Parsley Almond Rice Pilaf Recipe – only a few simple ingredients needed for a flavorful and fluffy no fail easy rice pilaf. Gluten free and vegan too.
Rice should technically be pretty easy to prepare. It’s just rice and water – how complicated can that be? Yet in practice it actually is difficult to get the perfect texture and consistency of the rice. If you do it wrong you’ll end up with a mushy gloopy mixture which is just unpleasant to look at, let alone put in your mouth.
What I love about rice pilaf is that it’s a lot easier to get it right. For some reason toasting the rice in the pan and mixing it with other ingredients before adding in the liquid always seems to produce a better texture in the final product. It is just way more forgiving than regular steamed rice.
This almond rice pilaf recipe is my go to rice pilaf recipe – one that I always pair with my broiled chicken with artichoke hearts (another one of my all time favorite recipes).
I mean it literally comes out perfect every single time that I make it and only requires a few key ingredients. The onions are slightly caramelized and almond sweet with the slivered almonds adding a great crunch to the rice and parsley some fresh herbs. If you can’t find slivered almonds, sliced almonds or even regular raw almonds chopped or crushed will work in this almond rice pilaf too. Just make sure to use some form of almonds!

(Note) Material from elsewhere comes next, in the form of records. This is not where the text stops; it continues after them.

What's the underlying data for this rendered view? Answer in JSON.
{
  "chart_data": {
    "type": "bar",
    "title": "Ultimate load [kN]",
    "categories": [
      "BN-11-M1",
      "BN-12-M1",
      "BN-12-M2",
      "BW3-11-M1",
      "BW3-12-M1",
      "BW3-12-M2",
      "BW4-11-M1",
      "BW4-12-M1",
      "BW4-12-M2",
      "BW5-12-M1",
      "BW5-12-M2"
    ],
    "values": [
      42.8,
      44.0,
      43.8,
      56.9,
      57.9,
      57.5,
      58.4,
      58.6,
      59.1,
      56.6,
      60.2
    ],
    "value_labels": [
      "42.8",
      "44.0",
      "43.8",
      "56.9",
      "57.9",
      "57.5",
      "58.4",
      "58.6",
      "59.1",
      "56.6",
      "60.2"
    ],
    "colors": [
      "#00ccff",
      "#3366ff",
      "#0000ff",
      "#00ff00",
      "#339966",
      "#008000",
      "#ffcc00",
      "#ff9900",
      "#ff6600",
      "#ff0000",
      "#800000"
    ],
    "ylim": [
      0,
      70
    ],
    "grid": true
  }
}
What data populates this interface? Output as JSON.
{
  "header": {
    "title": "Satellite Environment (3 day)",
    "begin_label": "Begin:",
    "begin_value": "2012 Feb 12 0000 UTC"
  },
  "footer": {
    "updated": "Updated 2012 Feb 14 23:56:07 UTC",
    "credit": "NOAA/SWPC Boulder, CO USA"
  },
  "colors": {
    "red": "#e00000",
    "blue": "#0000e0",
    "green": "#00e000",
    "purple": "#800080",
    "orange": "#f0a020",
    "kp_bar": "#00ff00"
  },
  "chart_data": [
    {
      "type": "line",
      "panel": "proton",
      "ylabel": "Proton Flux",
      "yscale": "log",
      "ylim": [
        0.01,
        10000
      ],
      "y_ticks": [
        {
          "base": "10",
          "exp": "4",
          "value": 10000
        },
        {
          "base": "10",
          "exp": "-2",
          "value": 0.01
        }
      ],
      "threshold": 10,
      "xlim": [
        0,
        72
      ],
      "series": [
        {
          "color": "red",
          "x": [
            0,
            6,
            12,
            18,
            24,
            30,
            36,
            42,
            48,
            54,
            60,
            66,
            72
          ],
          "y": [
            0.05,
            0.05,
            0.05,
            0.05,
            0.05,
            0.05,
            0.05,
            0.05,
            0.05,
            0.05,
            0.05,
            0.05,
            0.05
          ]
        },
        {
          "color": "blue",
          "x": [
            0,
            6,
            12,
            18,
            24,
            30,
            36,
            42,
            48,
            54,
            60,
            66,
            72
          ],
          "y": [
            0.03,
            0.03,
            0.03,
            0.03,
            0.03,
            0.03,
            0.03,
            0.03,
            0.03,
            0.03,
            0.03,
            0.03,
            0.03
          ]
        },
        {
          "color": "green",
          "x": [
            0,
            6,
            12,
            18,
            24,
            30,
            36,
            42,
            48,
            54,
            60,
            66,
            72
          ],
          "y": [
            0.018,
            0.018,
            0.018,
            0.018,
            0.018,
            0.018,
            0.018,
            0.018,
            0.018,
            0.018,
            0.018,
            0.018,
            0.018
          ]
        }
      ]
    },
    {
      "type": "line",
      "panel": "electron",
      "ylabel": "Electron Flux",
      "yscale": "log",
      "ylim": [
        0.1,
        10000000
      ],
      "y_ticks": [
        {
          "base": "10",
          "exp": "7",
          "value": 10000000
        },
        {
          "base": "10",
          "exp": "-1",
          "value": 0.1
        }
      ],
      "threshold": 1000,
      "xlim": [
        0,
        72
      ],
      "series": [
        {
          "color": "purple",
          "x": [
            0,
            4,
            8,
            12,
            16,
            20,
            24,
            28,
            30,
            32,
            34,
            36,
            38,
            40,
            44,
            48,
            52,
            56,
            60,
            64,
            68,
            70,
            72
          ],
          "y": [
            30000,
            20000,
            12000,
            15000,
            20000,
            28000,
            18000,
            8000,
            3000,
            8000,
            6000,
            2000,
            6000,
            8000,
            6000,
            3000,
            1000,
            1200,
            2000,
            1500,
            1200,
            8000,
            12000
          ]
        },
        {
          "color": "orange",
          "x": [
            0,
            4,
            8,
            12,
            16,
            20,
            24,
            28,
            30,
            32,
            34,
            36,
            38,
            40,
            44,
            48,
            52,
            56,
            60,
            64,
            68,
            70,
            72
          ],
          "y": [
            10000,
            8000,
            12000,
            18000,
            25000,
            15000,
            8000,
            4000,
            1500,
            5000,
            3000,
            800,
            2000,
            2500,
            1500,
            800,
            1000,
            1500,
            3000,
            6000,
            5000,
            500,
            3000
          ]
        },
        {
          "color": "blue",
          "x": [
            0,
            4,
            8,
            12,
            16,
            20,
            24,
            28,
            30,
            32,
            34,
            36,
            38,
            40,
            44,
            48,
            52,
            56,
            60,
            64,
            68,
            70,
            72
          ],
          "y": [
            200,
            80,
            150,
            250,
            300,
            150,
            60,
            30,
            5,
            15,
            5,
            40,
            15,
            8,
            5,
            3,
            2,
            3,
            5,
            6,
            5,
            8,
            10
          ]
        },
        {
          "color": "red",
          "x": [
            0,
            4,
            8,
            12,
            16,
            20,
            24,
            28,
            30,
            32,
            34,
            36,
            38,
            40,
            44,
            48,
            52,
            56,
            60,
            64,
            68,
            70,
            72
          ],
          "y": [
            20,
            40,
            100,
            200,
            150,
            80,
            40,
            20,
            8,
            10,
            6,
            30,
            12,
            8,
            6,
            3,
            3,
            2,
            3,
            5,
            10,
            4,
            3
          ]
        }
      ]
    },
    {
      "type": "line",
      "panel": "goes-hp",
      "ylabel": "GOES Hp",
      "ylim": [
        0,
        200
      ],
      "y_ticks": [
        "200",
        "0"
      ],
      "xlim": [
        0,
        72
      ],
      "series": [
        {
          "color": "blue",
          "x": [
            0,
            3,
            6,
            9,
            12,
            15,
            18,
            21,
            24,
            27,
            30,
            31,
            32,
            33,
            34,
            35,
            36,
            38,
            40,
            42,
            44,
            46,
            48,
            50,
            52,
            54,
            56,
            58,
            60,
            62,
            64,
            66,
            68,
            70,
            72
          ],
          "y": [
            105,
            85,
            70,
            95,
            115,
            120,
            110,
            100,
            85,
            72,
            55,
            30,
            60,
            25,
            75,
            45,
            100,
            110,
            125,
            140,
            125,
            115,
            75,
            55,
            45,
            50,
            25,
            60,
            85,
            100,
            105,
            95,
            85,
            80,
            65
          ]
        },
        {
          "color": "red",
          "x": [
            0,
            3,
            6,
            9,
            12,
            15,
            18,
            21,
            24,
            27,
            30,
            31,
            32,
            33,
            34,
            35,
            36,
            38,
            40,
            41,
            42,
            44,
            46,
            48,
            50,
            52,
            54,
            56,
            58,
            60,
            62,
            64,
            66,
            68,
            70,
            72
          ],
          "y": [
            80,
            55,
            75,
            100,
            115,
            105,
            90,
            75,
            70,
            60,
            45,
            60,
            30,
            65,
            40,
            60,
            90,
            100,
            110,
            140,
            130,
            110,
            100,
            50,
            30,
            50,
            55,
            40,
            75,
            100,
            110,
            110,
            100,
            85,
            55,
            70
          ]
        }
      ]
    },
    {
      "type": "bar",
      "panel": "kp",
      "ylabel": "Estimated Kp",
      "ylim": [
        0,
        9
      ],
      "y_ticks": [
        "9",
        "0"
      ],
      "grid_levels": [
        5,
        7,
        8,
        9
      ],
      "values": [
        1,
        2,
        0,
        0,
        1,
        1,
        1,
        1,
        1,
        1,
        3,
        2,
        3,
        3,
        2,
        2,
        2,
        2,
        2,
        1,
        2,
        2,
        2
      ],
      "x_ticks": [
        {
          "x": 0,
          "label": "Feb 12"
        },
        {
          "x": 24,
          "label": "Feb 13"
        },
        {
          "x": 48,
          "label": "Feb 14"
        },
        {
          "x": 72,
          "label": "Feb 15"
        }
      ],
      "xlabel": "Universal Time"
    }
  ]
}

This is hands down the only way I ever make rice pilaf and this recipe is a winner. Everyone, I mean everyone I serve this to love it immediately and always asks me for the recipe. I don’t mean to brag but this simply is the best rice pilaf recipe out there.
This recipe also reheats super well and makes for perfect leftovers or weekly meal prep.
Why this almond rice pilaf is the best:
- Perfectly cooked rice every single time
- Handful of pantry ingredients needed
- Super flavorful rice with great variety of textures and flavors
- Pairs well with meat/fish/seafood/etc
Almond Rice Pilaf Ingredients:
- long grain rice
- slivered almonds
- oil or butter
How to make my Almond Rice Pilaf Recipe:
Diced your onion and cook it over medium heat in olive oil or butter (if not vegan) in a medium sized pot. Cook for a few minutes and add the raw slivered almonds.
Continue to cook until almonds are starting to brown.
Add the long grain rice and cook for a couple more minutes.
Add salt and pepper to taste and broth. Bring to a boil, reduce heat and simmer, covered for 15 minutes.
Before serving add freshly chopped parsley and a drizzle of olive oil. Mix.
- For the most flavorful rice pilaf be sure to use homemade chicken or vegetable broth
- Both slivered and sliced almonds work in this recipe
- A finishing drizzle of high quality extra virgin olive oil goes a long way in this recipe
- Long grain rice works best in this recipe and yields the best texture in this rice pilaf but you can use basmati or jasmine rice as well
- If you don’t have fresh parsley use fresh cilantro instead
Looking for idea on what to serve this wish?
- Pan Seared Snapper Recipe
- Whole Roasted Branzino
- Oven Baked Trout
- Broiled Trout
- Broiled Chicken Thighs with Artichoke and Garlic
How’d you do with my toasted almond rice pilaf recipe? What did you pair your rice with? Let me know in the comments below! I would love to hear if you have a favorite easy rice pilaf recipe too!
My go to rice pilaf recipe is this almond rice pilaf with parsley- the rice cooks perfectly every time
- 3 tablespoons butter divided (use olive oil for vegan or dairy free)
- 1/2 large onion diced
- 1/3 cup slivered almonds
- 1 cup long grain rice
- 2 cups chicken broth vegetable broth if vegan
- salt pepper, to taste
- handful fresh parsley chopped
Over medium heat melt 2 tablespoons butter (or oil) in a pot. Add onions. Cook until translucent, stirring occasionally.
Add almonds and cook until starting to brown, stirring occasionally.
Add rice, cook and stir 1-2 minutes.
Add chicken (or vegetable) broth. Bring to a boil. Reduce heat to low, cover and simmer 15-20 or until rice is cooked through.
Add parsley and 1 tablespoon butter and fluff with a fork.